In 2011 there were more than 2300 reported cases of sexual assault in the military. Does this number seem right? In your time as Judge Advocate-General Corps Officer you had to see a lot of these cases.
There are a lot of these cases taking place. That’s a frequent kind of crime to occur in the military. But I think it does represent an underreporting. Actually studies indicate that the number could be unreported by as much as 15,000-20,000 a year. And, of course, this underreporting phenomenon is not unique in the military. The same issues come up in the civilian context as well, but certainly, given the context of the military environment, these crimes are particularly problematic and underreporting is also pretty problematic.
I’ve read some complaints and lawsuits – there’s an issue when people are trying to bring up these cases. Sometimes they’re not taken seriously. I’ve heard about cases in which a judge actually told the complaint that there were a lot of penalties for making a false accusation. How easy is it to actually bring up these cases?
The military is making it easier. But it’s hard. The problem with underreporting and failure to prosecute these cases appropriately occurs because there hasn’t been a lot of training for the appreciation of women. And it must be clear – when victims come forward, they don’t always find a very receptive ear, a much more skeptical ear perhaps than when they’re victims of other types of crimes. That’s why these cases are difficult and complicated to investigate and prosecute. I think it has been a traditional approach – to meet these allegations with some high degree of skepticism which obviously has a damping effect on the victims. They know that they’re going to be doubted. They think twice before bringing up these issues. I’ve got to say that for several years the military has tried to focus on this problem and to better train the criminal investigators, the prosecutors, the commanders who have to deal with these issues to be more sensitive to these concerns. But it’s an ongoing problem. Again, it’s not unique to the military. The problem arises in various contexts as well. At the police stations these cases are also met with skepticism, and it has the same effect on reporting. The military is trying to change things, but it’s not easy.
Do you get a sense that they’re making any progress in that regards?

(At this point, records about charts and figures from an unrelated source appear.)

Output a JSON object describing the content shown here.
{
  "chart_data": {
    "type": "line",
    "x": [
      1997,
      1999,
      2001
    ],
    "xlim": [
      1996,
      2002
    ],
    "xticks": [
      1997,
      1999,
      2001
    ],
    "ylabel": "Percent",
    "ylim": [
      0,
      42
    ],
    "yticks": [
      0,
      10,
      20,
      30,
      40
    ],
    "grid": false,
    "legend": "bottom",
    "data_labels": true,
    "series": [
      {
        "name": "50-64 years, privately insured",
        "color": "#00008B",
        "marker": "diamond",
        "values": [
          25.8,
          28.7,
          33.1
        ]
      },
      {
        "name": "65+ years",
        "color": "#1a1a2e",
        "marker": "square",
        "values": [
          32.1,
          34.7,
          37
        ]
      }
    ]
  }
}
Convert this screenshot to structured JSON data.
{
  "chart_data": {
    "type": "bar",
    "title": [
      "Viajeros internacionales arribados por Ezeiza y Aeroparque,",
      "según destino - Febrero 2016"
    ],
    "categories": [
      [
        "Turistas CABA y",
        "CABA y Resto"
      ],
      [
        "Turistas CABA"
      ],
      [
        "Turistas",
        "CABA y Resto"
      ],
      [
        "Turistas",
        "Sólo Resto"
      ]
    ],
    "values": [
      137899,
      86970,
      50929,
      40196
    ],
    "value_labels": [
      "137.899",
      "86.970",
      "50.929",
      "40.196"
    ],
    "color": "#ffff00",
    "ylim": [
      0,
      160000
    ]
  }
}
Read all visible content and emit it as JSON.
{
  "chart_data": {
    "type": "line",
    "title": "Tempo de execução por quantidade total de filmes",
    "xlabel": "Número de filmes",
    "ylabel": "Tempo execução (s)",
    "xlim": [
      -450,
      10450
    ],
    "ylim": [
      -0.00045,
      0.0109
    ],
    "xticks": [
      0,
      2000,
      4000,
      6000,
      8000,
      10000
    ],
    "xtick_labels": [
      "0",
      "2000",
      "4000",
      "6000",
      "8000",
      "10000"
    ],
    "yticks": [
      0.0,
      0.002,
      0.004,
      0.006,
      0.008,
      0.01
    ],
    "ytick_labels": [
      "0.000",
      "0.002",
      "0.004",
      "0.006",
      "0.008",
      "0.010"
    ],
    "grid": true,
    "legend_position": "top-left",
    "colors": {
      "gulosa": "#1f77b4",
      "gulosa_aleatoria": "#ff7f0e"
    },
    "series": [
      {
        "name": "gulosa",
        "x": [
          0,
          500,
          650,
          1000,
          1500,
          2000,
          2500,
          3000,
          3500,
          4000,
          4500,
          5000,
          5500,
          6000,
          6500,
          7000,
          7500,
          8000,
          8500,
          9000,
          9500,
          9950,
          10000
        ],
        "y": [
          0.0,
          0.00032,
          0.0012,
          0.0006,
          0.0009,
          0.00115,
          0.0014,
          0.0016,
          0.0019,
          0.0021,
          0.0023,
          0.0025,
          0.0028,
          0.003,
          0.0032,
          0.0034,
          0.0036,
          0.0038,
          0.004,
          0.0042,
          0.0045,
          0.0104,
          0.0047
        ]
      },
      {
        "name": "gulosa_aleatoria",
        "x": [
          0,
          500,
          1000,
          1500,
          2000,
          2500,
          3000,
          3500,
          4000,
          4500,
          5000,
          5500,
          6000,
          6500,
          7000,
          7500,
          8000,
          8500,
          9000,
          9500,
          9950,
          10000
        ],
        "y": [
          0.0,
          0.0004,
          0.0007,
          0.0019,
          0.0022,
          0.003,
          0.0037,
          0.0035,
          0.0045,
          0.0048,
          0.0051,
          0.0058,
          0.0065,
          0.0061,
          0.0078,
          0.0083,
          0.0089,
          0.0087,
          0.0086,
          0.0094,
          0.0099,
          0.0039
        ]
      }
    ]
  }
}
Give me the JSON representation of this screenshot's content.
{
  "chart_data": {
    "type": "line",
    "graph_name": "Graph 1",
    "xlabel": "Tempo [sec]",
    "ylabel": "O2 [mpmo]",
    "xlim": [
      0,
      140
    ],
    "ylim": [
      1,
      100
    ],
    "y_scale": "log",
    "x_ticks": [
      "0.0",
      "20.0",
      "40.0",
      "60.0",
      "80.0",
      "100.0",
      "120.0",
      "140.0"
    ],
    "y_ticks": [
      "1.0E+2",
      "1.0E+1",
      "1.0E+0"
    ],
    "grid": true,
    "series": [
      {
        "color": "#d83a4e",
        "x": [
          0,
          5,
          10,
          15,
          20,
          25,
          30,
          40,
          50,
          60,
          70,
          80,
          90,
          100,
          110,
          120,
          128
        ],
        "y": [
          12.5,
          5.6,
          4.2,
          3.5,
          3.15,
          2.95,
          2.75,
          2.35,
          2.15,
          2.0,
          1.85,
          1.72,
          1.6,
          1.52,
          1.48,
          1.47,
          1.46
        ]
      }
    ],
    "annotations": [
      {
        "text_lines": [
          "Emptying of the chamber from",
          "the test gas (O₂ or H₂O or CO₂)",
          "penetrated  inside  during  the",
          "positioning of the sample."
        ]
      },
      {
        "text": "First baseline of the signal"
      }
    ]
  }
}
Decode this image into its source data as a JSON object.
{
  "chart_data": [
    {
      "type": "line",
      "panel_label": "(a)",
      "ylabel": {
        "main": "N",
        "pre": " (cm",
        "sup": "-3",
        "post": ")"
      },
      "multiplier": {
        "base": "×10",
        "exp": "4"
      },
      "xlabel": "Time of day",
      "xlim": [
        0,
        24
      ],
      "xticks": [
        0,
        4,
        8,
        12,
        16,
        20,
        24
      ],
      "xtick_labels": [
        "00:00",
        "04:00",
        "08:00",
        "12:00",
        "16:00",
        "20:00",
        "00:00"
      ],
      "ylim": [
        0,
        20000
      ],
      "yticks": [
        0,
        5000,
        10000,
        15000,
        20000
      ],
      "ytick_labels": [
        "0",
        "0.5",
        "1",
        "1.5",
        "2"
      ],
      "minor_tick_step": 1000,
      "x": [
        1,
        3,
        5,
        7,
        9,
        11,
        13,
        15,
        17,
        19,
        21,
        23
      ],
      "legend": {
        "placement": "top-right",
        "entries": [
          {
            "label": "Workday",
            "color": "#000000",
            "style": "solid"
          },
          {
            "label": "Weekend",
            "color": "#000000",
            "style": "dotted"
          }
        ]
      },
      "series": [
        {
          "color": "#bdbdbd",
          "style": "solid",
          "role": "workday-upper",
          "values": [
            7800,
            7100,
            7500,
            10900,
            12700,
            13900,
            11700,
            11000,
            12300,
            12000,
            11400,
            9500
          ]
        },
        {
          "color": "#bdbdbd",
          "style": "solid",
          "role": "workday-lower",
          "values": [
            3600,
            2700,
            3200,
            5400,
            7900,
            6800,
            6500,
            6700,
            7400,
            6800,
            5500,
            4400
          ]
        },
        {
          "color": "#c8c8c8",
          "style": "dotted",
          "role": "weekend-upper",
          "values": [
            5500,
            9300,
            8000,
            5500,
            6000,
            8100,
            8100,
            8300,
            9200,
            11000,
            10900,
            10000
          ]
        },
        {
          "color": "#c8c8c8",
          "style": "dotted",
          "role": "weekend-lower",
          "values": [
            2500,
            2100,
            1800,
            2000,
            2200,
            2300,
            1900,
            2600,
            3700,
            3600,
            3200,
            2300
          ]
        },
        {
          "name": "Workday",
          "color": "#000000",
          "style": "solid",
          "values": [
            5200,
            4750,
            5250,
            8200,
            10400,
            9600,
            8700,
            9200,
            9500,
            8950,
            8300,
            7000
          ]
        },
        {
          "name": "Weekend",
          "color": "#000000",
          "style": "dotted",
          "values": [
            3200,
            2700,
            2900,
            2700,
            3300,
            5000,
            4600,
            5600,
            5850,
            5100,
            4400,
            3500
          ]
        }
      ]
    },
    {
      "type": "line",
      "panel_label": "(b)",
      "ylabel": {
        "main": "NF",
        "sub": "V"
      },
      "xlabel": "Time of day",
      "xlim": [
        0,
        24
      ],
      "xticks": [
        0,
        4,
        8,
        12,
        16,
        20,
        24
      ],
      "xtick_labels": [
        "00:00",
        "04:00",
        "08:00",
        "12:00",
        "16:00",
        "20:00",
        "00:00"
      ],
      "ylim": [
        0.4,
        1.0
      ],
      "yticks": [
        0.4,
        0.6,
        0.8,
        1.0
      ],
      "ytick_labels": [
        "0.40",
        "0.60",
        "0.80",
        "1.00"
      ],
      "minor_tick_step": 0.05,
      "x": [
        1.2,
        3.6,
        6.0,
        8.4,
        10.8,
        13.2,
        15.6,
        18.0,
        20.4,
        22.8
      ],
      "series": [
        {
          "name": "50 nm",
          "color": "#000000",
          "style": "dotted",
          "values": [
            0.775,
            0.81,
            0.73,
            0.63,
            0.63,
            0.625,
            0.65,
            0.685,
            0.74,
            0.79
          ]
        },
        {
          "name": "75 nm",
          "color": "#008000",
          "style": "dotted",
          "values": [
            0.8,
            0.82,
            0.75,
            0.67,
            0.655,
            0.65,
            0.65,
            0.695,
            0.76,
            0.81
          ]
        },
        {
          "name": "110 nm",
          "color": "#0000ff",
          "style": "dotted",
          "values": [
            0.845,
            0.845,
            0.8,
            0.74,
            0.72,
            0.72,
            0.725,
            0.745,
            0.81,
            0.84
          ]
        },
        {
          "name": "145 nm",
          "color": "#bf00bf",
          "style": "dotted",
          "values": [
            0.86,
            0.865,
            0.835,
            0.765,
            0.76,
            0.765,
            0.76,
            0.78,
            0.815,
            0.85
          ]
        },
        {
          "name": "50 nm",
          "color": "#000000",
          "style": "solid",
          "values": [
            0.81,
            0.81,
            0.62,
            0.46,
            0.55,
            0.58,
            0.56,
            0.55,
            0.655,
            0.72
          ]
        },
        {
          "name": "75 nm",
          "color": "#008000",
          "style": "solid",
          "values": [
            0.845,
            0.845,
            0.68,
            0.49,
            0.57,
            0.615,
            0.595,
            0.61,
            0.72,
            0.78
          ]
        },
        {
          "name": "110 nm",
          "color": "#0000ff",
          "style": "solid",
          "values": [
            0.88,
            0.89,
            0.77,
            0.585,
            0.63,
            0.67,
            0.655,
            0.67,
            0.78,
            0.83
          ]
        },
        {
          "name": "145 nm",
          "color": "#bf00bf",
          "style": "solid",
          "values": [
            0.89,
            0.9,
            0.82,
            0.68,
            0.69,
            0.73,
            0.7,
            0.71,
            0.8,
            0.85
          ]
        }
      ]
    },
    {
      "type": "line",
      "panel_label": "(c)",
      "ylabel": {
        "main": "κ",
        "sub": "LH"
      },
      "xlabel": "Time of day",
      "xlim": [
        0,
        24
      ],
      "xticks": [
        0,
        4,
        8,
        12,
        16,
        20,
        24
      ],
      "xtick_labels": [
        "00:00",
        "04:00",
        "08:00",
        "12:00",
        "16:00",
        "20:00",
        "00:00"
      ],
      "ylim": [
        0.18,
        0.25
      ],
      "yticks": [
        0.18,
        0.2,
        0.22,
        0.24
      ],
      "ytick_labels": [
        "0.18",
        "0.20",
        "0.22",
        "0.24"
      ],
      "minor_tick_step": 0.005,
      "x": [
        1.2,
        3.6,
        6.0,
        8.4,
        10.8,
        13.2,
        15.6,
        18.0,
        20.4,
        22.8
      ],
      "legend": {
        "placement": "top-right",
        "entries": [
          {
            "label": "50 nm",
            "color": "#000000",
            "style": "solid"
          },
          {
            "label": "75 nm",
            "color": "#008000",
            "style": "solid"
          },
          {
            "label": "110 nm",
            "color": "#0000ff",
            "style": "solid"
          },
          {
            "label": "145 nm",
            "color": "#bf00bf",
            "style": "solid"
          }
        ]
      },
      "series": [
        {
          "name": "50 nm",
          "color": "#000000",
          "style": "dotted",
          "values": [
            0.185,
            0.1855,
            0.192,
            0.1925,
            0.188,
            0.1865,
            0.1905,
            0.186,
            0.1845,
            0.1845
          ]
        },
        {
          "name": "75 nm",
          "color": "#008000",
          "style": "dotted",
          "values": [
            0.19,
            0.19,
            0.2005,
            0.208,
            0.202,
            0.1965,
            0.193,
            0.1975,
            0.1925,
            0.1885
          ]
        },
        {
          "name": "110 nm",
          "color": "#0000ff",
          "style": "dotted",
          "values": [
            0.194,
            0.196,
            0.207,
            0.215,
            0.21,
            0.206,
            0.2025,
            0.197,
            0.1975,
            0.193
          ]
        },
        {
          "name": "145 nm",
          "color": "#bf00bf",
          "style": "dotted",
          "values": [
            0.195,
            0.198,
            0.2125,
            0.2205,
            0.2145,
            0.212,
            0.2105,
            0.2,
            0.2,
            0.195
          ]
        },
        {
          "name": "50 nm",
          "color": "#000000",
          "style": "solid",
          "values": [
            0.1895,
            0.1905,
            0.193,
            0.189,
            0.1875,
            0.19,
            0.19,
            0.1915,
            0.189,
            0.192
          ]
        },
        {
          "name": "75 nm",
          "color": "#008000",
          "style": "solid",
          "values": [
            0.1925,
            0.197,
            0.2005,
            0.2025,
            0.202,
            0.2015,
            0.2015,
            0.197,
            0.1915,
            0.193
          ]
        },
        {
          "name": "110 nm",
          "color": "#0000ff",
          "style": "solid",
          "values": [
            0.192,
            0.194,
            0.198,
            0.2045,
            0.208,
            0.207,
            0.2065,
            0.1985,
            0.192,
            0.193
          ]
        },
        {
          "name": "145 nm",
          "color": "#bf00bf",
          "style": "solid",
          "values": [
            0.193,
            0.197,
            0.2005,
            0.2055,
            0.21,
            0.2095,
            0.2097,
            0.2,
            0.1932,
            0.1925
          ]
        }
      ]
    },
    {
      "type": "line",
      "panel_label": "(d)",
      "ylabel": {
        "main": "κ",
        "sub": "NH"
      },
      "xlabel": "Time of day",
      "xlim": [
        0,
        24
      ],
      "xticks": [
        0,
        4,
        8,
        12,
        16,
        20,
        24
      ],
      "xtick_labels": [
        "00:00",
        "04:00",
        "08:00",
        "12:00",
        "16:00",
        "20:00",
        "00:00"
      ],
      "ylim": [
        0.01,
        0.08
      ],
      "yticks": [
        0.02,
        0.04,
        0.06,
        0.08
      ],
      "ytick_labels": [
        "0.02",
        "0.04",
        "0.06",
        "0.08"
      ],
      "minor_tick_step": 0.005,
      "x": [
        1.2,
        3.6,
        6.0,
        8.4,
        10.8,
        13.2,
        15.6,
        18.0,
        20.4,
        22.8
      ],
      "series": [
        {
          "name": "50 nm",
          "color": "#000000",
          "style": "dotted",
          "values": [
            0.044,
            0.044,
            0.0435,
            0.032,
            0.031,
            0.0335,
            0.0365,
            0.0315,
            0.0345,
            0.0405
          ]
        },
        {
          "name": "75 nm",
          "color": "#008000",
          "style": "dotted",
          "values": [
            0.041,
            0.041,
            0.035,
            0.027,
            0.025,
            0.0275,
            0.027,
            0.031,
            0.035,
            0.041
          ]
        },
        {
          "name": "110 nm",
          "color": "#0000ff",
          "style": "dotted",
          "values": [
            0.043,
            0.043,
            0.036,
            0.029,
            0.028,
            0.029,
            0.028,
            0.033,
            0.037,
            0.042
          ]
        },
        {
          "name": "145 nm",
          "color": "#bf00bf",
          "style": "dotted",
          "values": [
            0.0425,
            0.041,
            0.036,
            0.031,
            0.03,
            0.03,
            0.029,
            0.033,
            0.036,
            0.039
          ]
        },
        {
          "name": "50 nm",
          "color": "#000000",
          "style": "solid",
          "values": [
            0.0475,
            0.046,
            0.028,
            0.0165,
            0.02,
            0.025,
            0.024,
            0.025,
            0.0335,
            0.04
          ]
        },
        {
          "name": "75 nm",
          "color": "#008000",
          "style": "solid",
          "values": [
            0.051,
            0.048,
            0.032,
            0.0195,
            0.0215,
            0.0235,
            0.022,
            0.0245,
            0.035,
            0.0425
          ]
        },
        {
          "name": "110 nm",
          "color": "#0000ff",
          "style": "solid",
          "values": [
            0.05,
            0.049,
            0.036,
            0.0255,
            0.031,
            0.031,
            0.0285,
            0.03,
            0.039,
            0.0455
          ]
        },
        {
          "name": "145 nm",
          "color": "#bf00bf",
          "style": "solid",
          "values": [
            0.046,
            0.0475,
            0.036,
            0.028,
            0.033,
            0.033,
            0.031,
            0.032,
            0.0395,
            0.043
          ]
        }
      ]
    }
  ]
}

I was at the conference a couple of weeks ago to discuss this issue. Some of the numbers show that they’ve got more reports than in previous years. That can’t be a good thing! But the military is saying that it is a good thing! They say that these crimes were happening in the past as well, but they weren’t being reported. So I think there’s some progress being made. Where I see the most progress, frankly, is once these cases are reported, the sophistication of investigators and prosecutors has improved. They go through better training, they bring in experts with experience to deal with this kind of issues. I think there’s been some progress made there, but I think there’s still a long way to go. And Lackland situation clearly demonstrates that the military is by no way close to solving this problem.